Deepseek R1 is quite amazing. After exceeding its token size it seems to leak some Chinese into responses though.
I don't have sufficient VRAM to run a model bigger than 14B though.
Let me know if you want to try it for free.
Deepseek R1 is quite amazing. After exceeding its token size it seems to leak some Chinese into responses though.
I don't have sufficient VRAM to run a model bigger than 14B though.
Let me know if you want to try it for free.
How do you do that? What resources you need?
I have an AMD Radeon 6700 XT with 12GB VRAM running ollama + openwebui. ollama supports most somewhat open LLMs, it even runs on Android. You can feed it many models from Huggingface, especially the uncensored ones. OpenWebUI is one of many frontends that's similar to ChatGPT and features stuff like doing web searches and training models on your documents. If you're curios in trying it, DM me an email and I'll create your user.

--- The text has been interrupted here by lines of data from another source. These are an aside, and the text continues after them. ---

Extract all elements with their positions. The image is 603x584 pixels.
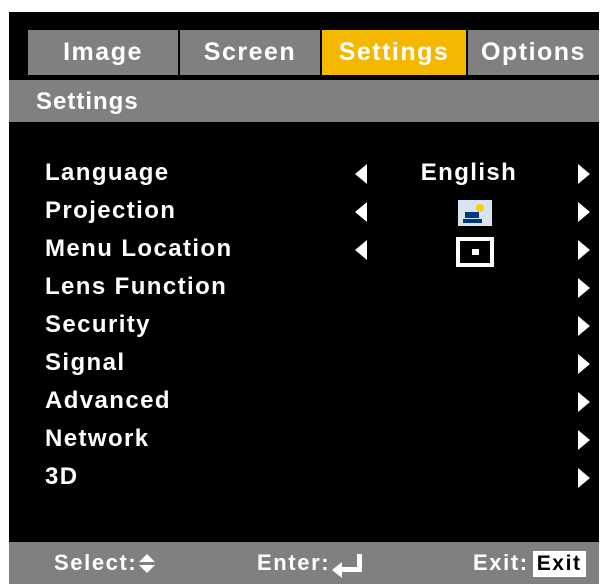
left-arrow-icon[interactable]: [355, 240, 367, 260]
right-arrow-icon[interactable]: [578, 278, 590, 298]
menu-item-3d[interactable]: 3D: [9, 456, 599, 494]
osd-menu: Image Screen Settings Options Settings L…: [9, 12, 599, 584]
tab-image[interactable]: Image: [28, 30, 178, 75]
right-arrow-icon[interactable]: [578, 202, 590, 222]
tab-settings[interactable]: Settings: [322, 30, 466, 75]
menu-center-location-icon: [456, 237, 494, 267]
right-arrow-icon[interactable]: [578, 392, 590, 412]
right-arrow-icon[interactable]: [578, 430, 590, 450]
right-arrow-icon[interactable]: [578, 316, 590, 336]
menu-item-label: Projection: [45, 197, 177, 224]
menu-item-menu-location[interactable]: Menu Location: [9, 228, 599, 267]
right-arrow-icon[interactable]: [578, 354, 590, 374]
section-title: Settings: [36, 88, 139, 115]
language-value: English: [420, 159, 518, 186]
enter-hint: Enter:: [257, 550, 363, 579]
settings-list: Language English Projection Menu Locatio…: [9, 122, 599, 524]
menu-item-label: Lens Function: [45, 273, 228, 300]
menu-item-label: Language: [45, 159, 170, 186]
left-arrow-icon[interactable]: [355, 164, 367, 184]
tab-screen[interactable]: Screen: [180, 30, 320, 75]
exit-hint-label: Exit:: [473, 550, 529, 575]
menu-item-label: Advanced: [45, 387, 171, 414]
tab-bar: Image Screen Settings Options: [9, 12, 599, 80]
exit-hint: Exit: Exit: [473, 550, 586, 577]
menu-item-label: Menu Location: [45, 235, 233, 262]
enter-hint-label: Enter:: [257, 550, 331, 575]
right-arrow-icon[interactable]: [578, 240, 590, 260]
section-header: Settings: [9, 80, 599, 122]
enter-key-icon: [332, 554, 363, 579]
menu-item-advanced[interactable]: Advanced: [9, 380, 599, 418]
left-arrow-icon[interactable]: [355, 202, 367, 222]
menu-item-signal[interactable]: Signal: [9, 342, 599, 380]
help-bar: Select: Enter: Exit: Exit: [9, 542, 599, 584]
menu-item-label: Network: [45, 425, 150, 452]
right-arrow-icon[interactable]: [578, 468, 590, 488]
select-hint-label: Select:: [54, 550, 138, 575]
menu-item-security[interactable]: Security: [9, 304, 599, 342]
front-desktop-projection-icon: [457, 199, 493, 227]
menu-item-label: 3D: [45, 463, 79, 490]
menu-item-network[interactable]: Network: [9, 418, 599, 456]
menu-item-language[interactable]: Language English: [9, 152, 599, 190]
menu-item-projection[interactable]: Projection: [9, 190, 599, 228]
right-arrow-icon[interactable]: [578, 164, 590, 184]
tab-options[interactable]: Options: [468, 30, 599, 75]
select-hint: Select:: [54, 550, 156, 576]
menu-item-lens-function[interactable]: Lens Function: [9, 266, 599, 304]
exit-key-badge: Exit: [532, 551, 586, 577]
menu-item-label: Security: [45, 311, 151, 338]
up-down-arrows-icon: [139, 554, 156, 574]
menu-item-label: Signal: [45, 349, 126, 376]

Unfortunately switching models requires dropping another from memory and pulling in a 12GB model takes a few seconds so multi-user setups either require expensive datacenter GPUs or many smaller instances with multiple top of the line GeForces.
So it's more of a toy for now.
Unfortunately at sizes between 4-14B (some models go beyond 400b parameters) there is no one size fits all model for various tasks so just removing all but one model and keeping that in memory all the time isn't an option.
But it's fun to hack around with and use it to compare results and learn a lot about AI/ML.